Given a finite point set $P$ in ${\mathbb R}^d$, and $\epsilon>0$ we say that $N\subseteq{ \mathbb R}^d$ is a weak $\epsilon$-net if it pierces every convex set $K$ with $|K\cap P|\geq \epsilon |P|$. We show that for any finite point set in dimension $d\geq 3$, and any $\epsilon>0$, one can construct a weak $\epsilon$-net whose cardinality is $\displaystyle O^*\left(\frac{1}{\epsilon^{2.558}}\right)$ in dimension $d=3$, and $\displaystyle o\left(\frac{1}{\epsilon^{d-1/2}}\right)$ in all dimensions $d\geq 4$. To be precise, our weak $\epsilon$-net has cardinality $\displaystyle O\left(\frac{1}{\epsilon^{\alpha_d+\gamma}}\right)$ for any $\gamma>0$, with $$ \alpha_d= \left\{ \begin{array}{l} 2.558 & \text{if} \ d=3 \\3.48 & \text{if} \ d=4 \\\left(d+\sqrt{d^2-2d}\right)/2 & \text{if} \ d\geq 5. \end{array}\right\} $$ This is the first significant improvement of the bound of $\displaystyle \tilde{O}\left(\frac{1}{\epsilon^d}\right)$ that was obtained in 1993 by Chazelle, Edelsbrunner, Grigni, Guibas, Sharir, and Welzl for general point sets in dimension $d\geq 3$.
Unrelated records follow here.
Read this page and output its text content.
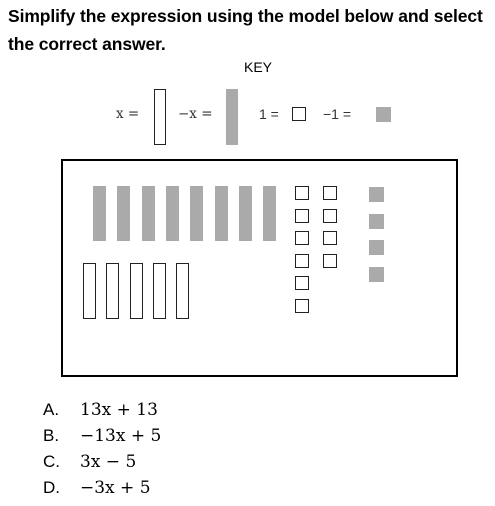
Simplify the expression using the model below and select the correct answer.
KEY
x =	−x =	1 =	−1 =
A. 13x + 13
B. −13x + 5
C. 3x − 5
D. −3x + 5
翻译：给定有限点集 $P \subseteq {\mathbb R}^d$ 和 $\epsilon>0$，若 $N\subseteq{\mathbb R}^d$ 与每个满足 $|K\cap P|\geq \epsilon|P|$ 的凸集 $K$ 均相交，则称 $N$ 为一个弱ε-网。我们证明：对任意维度 $d\geq 3$ 的有限点集及任意 $\epsilon>0$，可构造一个弱ε-网，其基数在 $d=3$ 时达到 $\displaystyle O^*\left(\frac{1}{\epsilon^{2.558}}\right)$，在 $d\geq 4$ 时达到 $\displaystyle o\left(\frac{1}{\epsilon^{d-1/2}}\right)$。更精确地，对任意 $\gamma>0$，该弱ε-网的基数为 $\displaystyle O\left(\frac{1}{\epsilon^{\alpha_d+\gamma}}\right)$，其中 $$ \alpha_d= \left\{ \begin{array}{l} 2.558 & \text{若} \ d=3 \\3.48 & \text{若} \ d=4 \\\left(d+\sqrt{d^2-2d}\right)/2 & \text{若} \ d\geq 5. \end{array}\right\} $$ 这是对1993年Chazelle、Edelsbrunner、Grigni、Guibas、Sharir和Welzl针对维度 $d\geq 3$ 的一般点集所获的界 $\displaystyle \tilde{O}\left(\frac{1}{\epsilon^d}\right)$ 的首次重大改进。